The clearest result was in fibrotic hypersensitivity pneumonitis, a subtype where inflammation is expected. Mean lung uptake there was significantly higher than in controls (1.2 vs. 0.75, p=0.02). Idiopathic pulmonary fibrosis, a predominantly fibrotic process with little active inflammation, sat in between and didn't reach significance (0.95, p=0.18), a pattern the authors called biologically plausible.

A target-to-background ratio meant to sharpen the contrast was numerically higher in both disease groups but not statistically significant, so the tracer separated disease from health more clearly than it separated inflammation from fibrosis.

This small phase 2 study enrolled 15 participants, five each with idiopathic pulmonary fibrosis, fibrotic hypersensitivity pneumonitis, and age- and sex-matched healthy controls.
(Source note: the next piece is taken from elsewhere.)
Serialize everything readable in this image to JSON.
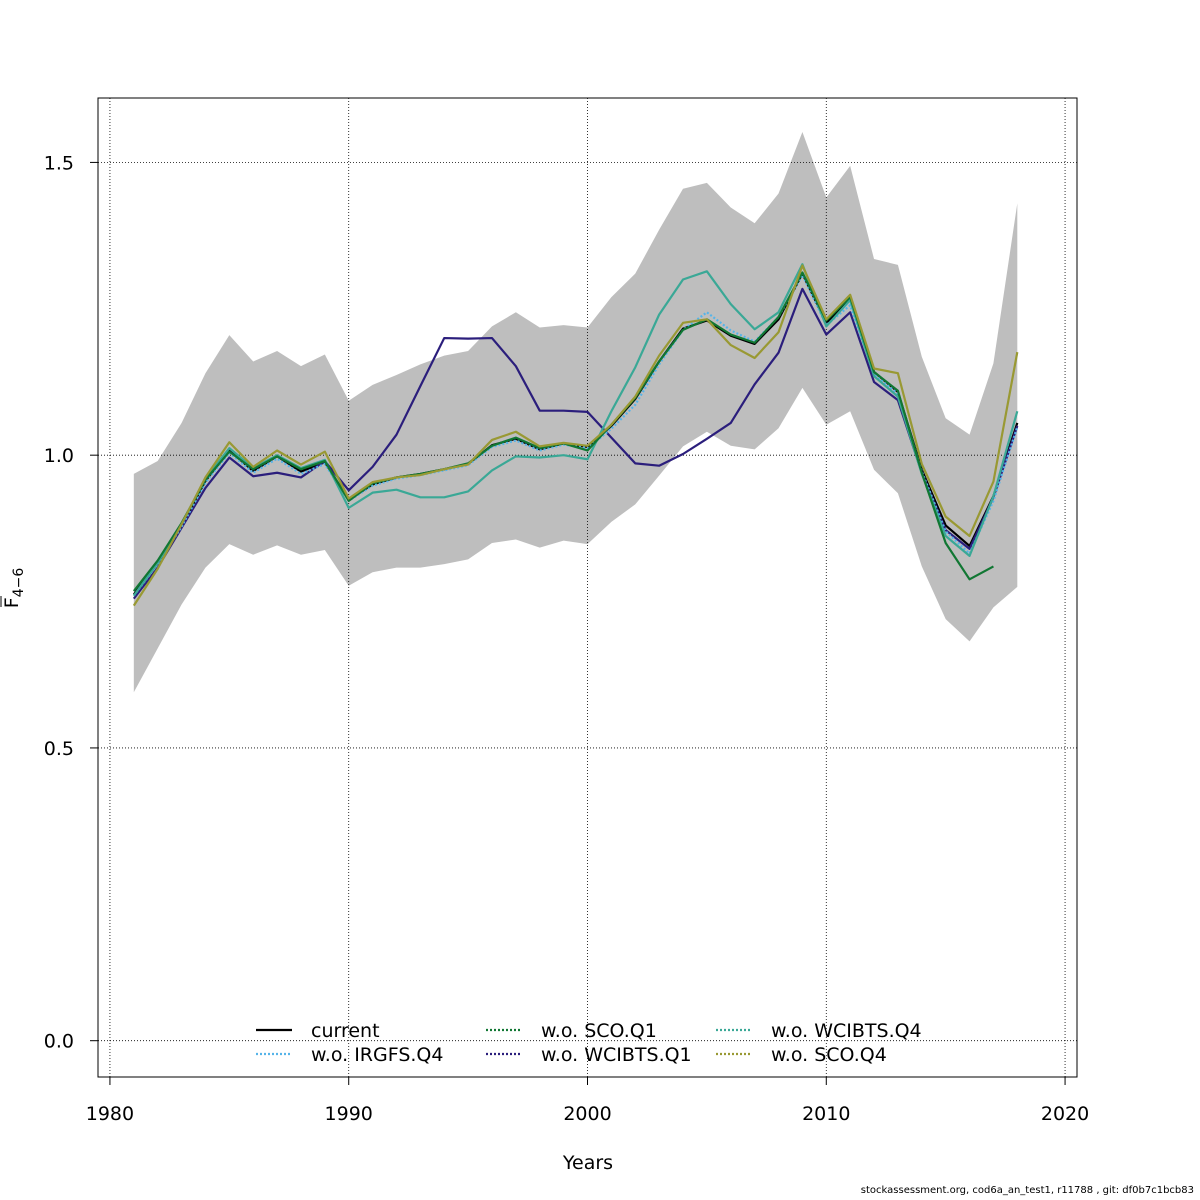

Each received 740 MBq of 99mTc-maraciclatide intravenously, followed by SPECT/CT two hours later, with images read by nuclear medicine physicians and thoracic radiologists. The data are from a conference abstract and haven't been peer-reviewed.

If validated, the use case is selection: identifying patients whose disease is still inflammatory and potentially treatable with immunosuppression, versus those with fixed fibrosis better served by antifibrotics. The authors also see a possible role in screening and monitoring patients with rheumatoid arthritis at risk for ILD.

A phase 3 trial would be the next test. With FDA Fast Track designation in hand, the authors estimate the agent could reach patients within two years of starting that trial.

"While current imaging techniques can provide a structural view of fibrosis in the lungs, there is no reliable, non-invasive way to identify inflammation," said Druin Burch, a consultant physician at John Radcliffe Hospital in Oxford, UK.